Mongolian spots were noted in 7.8% of our patients, most of the patients were younger than 5 years of age, and females represent 64% of the cases, this was in accordance with another study which showed a prevalence of Mongolian spots in 6.4% of Down syndrome patients and most of cases were  in the age group of 1-4 years.^[4]Mongolian spot fades gradually and usually disappears by the age of 4 years, and its persistence beyond the first decade of life is uncommon, although it is reported  to occur among 4% of Japanese adults [8].

Mongolian spots have been reported in association with common structural anomalies such as cleft lip, and supernumerary digits, however, recognition of extensive Mongolian spots is of particular importance in early diagnosis of Hurler and Hunter syndrome [8]. The occurrence of Mongolian spots among our Down syndrome patients may either be just a coincidental observation or a true association.

Salmon patch (capillary vascular malformation) was noted in only one patient. Down syndrome has a reduced riskof vascular anomalies compared with the general population, this protective effect has been attributedto an increased gene dosage from an additional copy of chromosome 21, which causes elevated expression of antiangiogenic proteins [9].

In the present study, the diagnosis of elastoma, also known as nevus elasticus or juvenile elastoma was confirmed by histological examination of biopsy specimens from two of three patients with Down syndrome presented with asymptomatic white-yellow, non follicular firm papules scattered over the upper back and the chest.

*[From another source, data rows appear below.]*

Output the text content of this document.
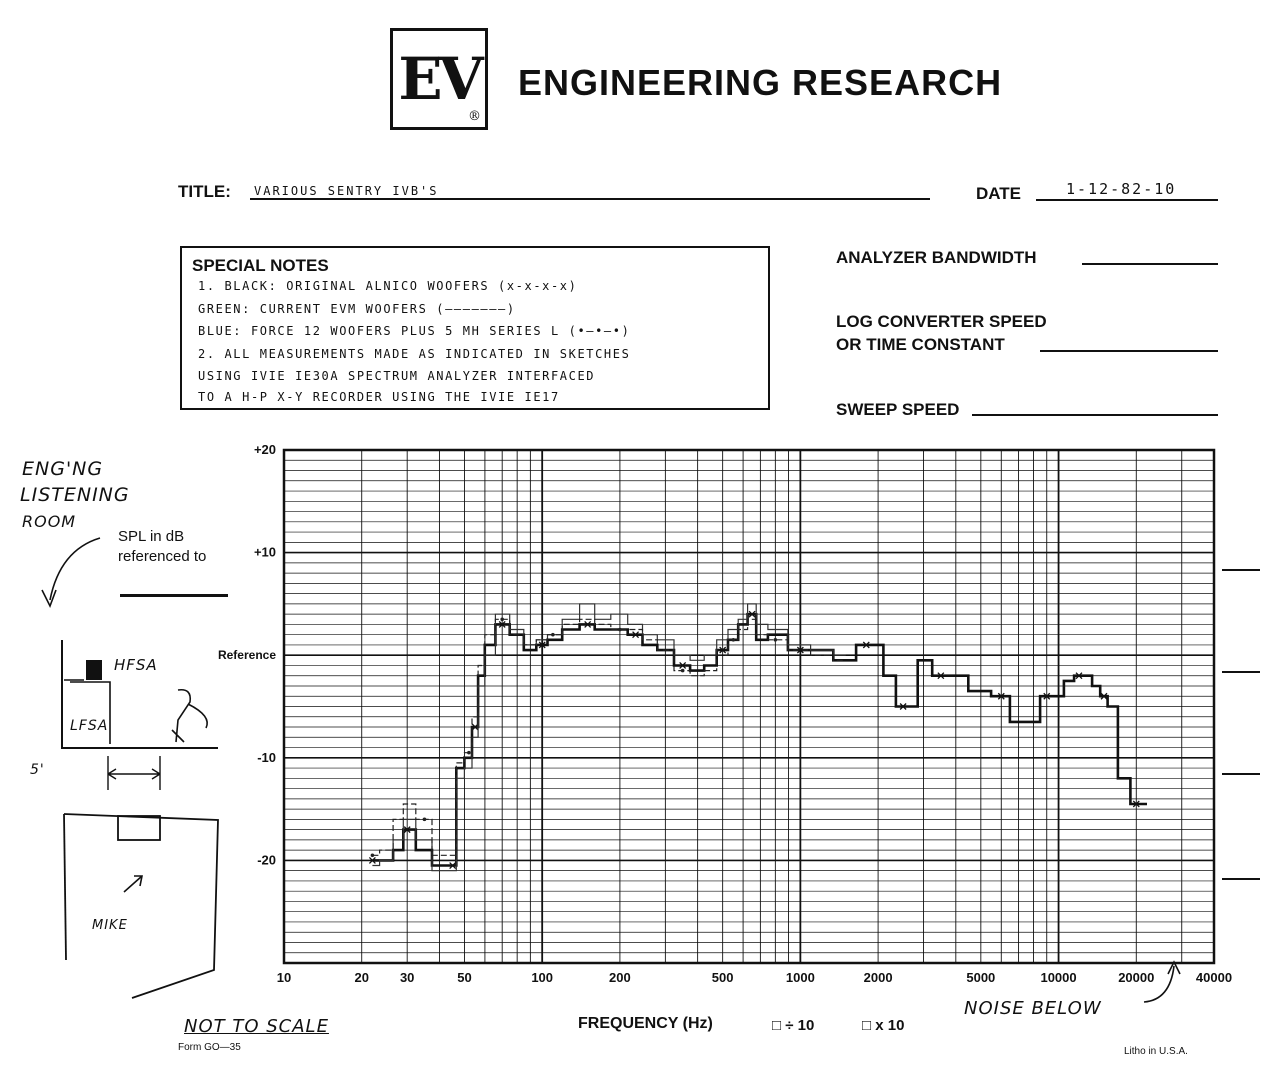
EV
®
ENGINEERING RESEARCH
TITLE: VARIOUS SENTRY IVB'S	DATE	1-12-82-10
ANALYZER BANDWIDTH
LOG CONVERTER SPEED
OR TIME CONSTANT
SWEEP SPEED
SPECIAL NOTES
1. BLACK: ORIGINAL ALNICO WOOFERS (x-x-x-x)
GREEN: CURRENT EVM WOOFERS (———————)
BLUE: FORCE 12 WOOFERS PLUS 5 MH SERIES L (•—•—•)
2. ALL MEASUREMENTS MADE AS INDICATED IN SKETCHES
USING IVIE IE30A SPECTRUM ANALYZER INTERFACED
TO A H-P X-Y RECORDER USING THE IVIE IE17
ENG'NG
LISTENING
ROOM
SPL in dB
referenced to
HFSA
LFSA
5'
MIKE
NOT TO SCALE
Form GO—35	Litho in U.S.A.
NOISE BELOW
+20
+10
Reference
-10
-20
10	20 30	50	100	200	500	1000	2000	5000	10000	20000	40000
FREQUENCY (Hz)	□ ÷ 10	□ x 10
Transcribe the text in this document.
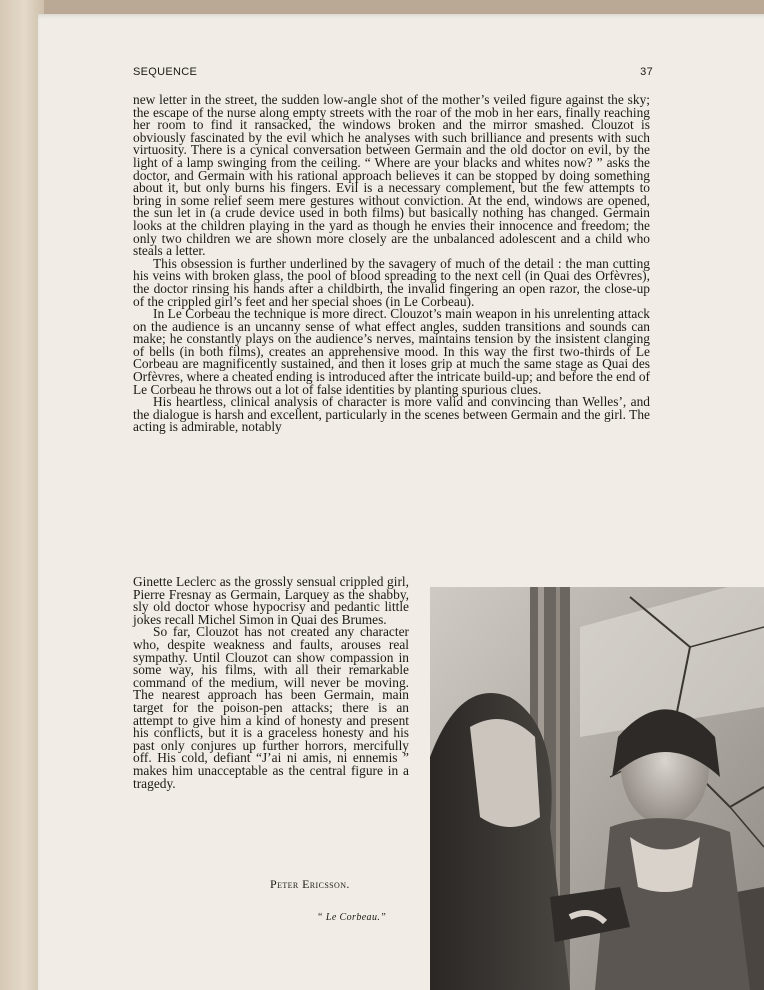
SEQUENCE	37

new letter in the street, the sudden low-angle shot of the mother’s veiled figure against the sky; the escape of the nurse along empty streets with the roar of the mob in her ears, finally reaching her room to find it ransacked, the windows broken and the mirror smashed. Clouzot is obviously fascinated by the evil which he analyses with such brilliance and presents with such virtuosity. There is a cynical conversation between Germain and the old doctor on evil, by the light of a lamp swinging from the ceiling. “ Where are your blacks and whites now? ” asks the doctor, and Germain with his rational approach believes it can be stopped by doing something about it, but only burns his fingers. Evil is a necessary complement, but the few attempts to bring in some relief seem mere gestures without conviction. At the end, windows are opened, the sun let in (a crude device used in both films) but basically nothing has changed. Germain looks at the children playing in the yard as though he envies their innocence and freedom; the only two children we are shown more closely are the unbalanced adolescent and a child who steals a letter.

This obsession is further underlined by the savagery of much of the detail : the man cutting his veins with broken glass, the pool of blood spreading to the next cell (in Quai des Orfèvres), the doctor rinsing his hands after a childbirth, the invalid fingering an open razor, the close-up of the crippled girl’s feet and her special shoes (in Le Corbeau).

In Le Corbeau the technique is more direct. Clouzot’s main weapon in his unrelenting attack on the audience is an uncanny sense of what effect angles, sudden transitions and sounds can make; he constantly plays on the audience’s nerves, maintains tension by the insistent clanging of bells (in both films), creates an apprehensive mood. In this way the first two-thirds of Le Corbeau are magnificently sustained, and then it loses grip at much the same stage as Quai des Orfèvres, where a cheated ending is introduced after the intricate build-up; and before the end of Le Corbeau he throws out a lot of false identities by planting spurious clues.

His heartless, clinical analysis of character is more valid and convincing than Welles’, and the dialogue is harsh and excellent, particularly in the scenes between Germain and the girl. The acting is admirable, notably

Ginette Leclerc as the grossly sensual crippled girl, Pierre Fresnay as Germain, Larquey as the shabby, sly old doctor whose hypocrisy and pedantic little jokes recall Michel Simon in Quai des Brumes.

So far, Clouzot has not created any character who, despite weakness and faults, arouses real sympathy. Until Clouzot can show compassion in some way, his films, with all their remarkable command of the medium, will never be moving. The nearest approach has been Germain, main target for the poison-pen attacks; there is an attempt to give him a kind of honesty and present his conflicts, but it is a graceless honesty and his past only conjures up further horrors, mercifully off. His cold, defiant “J’ai ni amis, ni ennemis ” makes him unacceptable as the central figure in a tragedy.

Peter Ericsson.
“ Le Corbeau.”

There was no family history of similar skin lesions.  All the three patients were in the age group of 16- 20 years, with a male to female ratio of 2:1.

Connective tissue naevi are circumscribed hamartomatous malformations of the dermal extracellular matrix, including collagen, elastic fibres or glycosaminoglycans. Isolated (sporadic) and familial forms of elastoma have been reported. The familial form is inherited as an autosomal dominant trait, and in association with osteopoikilosis, it is known as Buschke-Ollendorff syndrome [10]. However, sporadic occurrence without any associated extracutaneous manifestations has also been reported [10]. The occurance of different types of connective tissue naevi in patients with Down syndrome have been reported [11,12]. However, to our knowledge, this is the first report of juvenile elastoma in DS patients. The pathogenesis of elastoma in Down syndrome is still unclear. Since elastosis perforans serpiginosa is a well known complication of Down syndrome, therefore, various connective tissue disorders including elastoma, collagenoma, and others may also be seen in those individuals with Down syndrome [11]. Absence of a family history of similar skin lesions among our patients may exclude the possibility of Buschke-Ollendorff syndrome, but may strongly represent a formefruste of the Buschke-Ollendorff syndrome [10].

In conclusion, we recommend very carefulexamination and regular long-term follow up for children with Down syndrome who present with cutaneous nevi.